熊本史談会の若い友人N君が、私の祖父にかかわる史料をメールで送ってくれた。ただただ感謝である。
昭和19年私の父・祖父・祖母が相次いで亡くなり、母は姉と私を連れて熊本へ帰郷した。姉9歳・私は2歳の時である。
以来熊本地吾郎として育って、齢を重ねてきた。私が突然歴史に目覚めたのは60歳を過ぎてからの事だが、我家の事はいささかないがしろにしていた。
年をへて気が付くと、父や祖父母のことを知る人たちが幽明を異にしていた。
いろんな書物を読み、WEBを駆使して若干の資料を得た物の、判らぬことが多すぎてお手上げの状態であった。
今般のN君がもたらしてくれた資料は、昭和12年発行の会津正夫氏編の『錦渓舊友会』という著書からのものである。
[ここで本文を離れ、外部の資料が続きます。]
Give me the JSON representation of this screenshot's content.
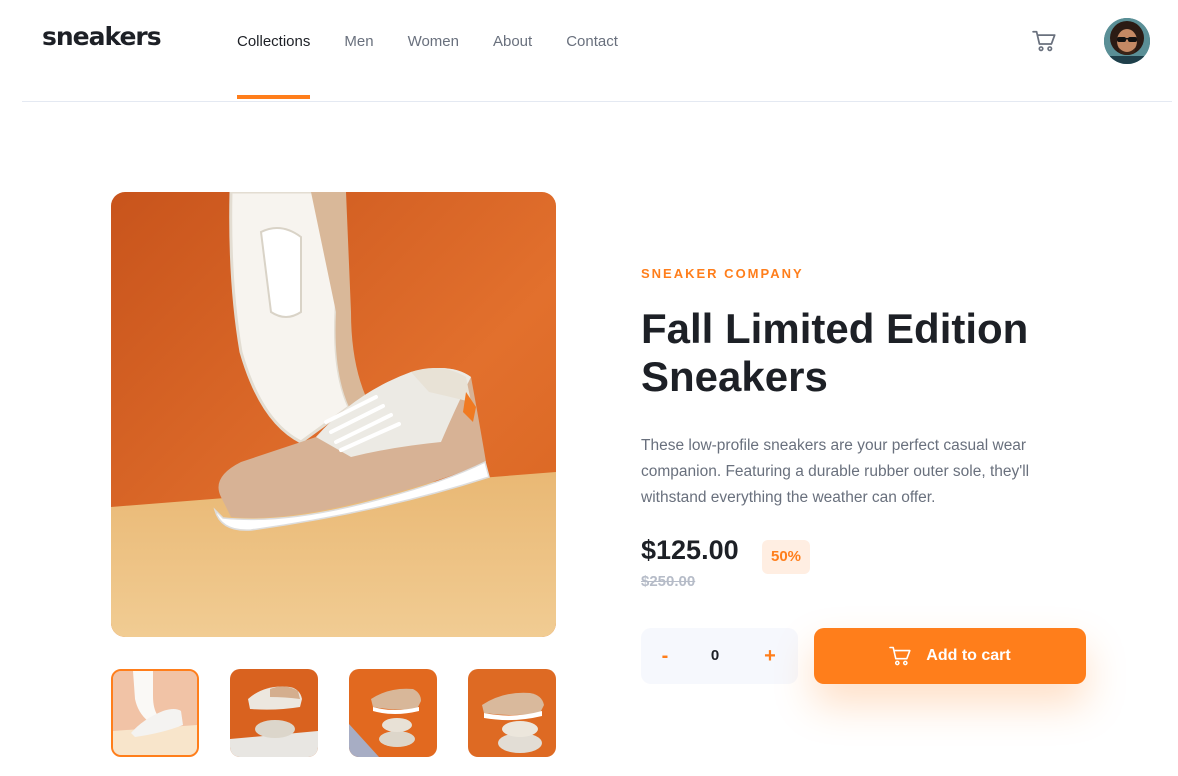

祖父は「錦渓」なる雑誌の編集に携わっていたらしく、これは上記会の会誌ではなかろうかと思われる。
今年の古書籍販売会目録から
私が小石川の細川家の職員住宅で生まれたという経緯は、祖父が細川家家政所に勤めていたからだが、いつ頃から勤め始めたかが判らないでいた。
今般の資料により大正4年に奉職したことが判明した。昭和19年に亡くなるまで職にある事30年、人生の約半分を勤めたことが判った。
その思想信条から、平壌に設立された「朝鮮語学校」の校長を努めたりして、某研究者の言を借りると「国粋主義者」なのだそうだが、その後はただひたすら、旧主細川家の為に尽くしたという事になる。
自らがあと数年で80歳になろうとする頃今、こういう風にして、じょじょに明らかになる我家の歴史である。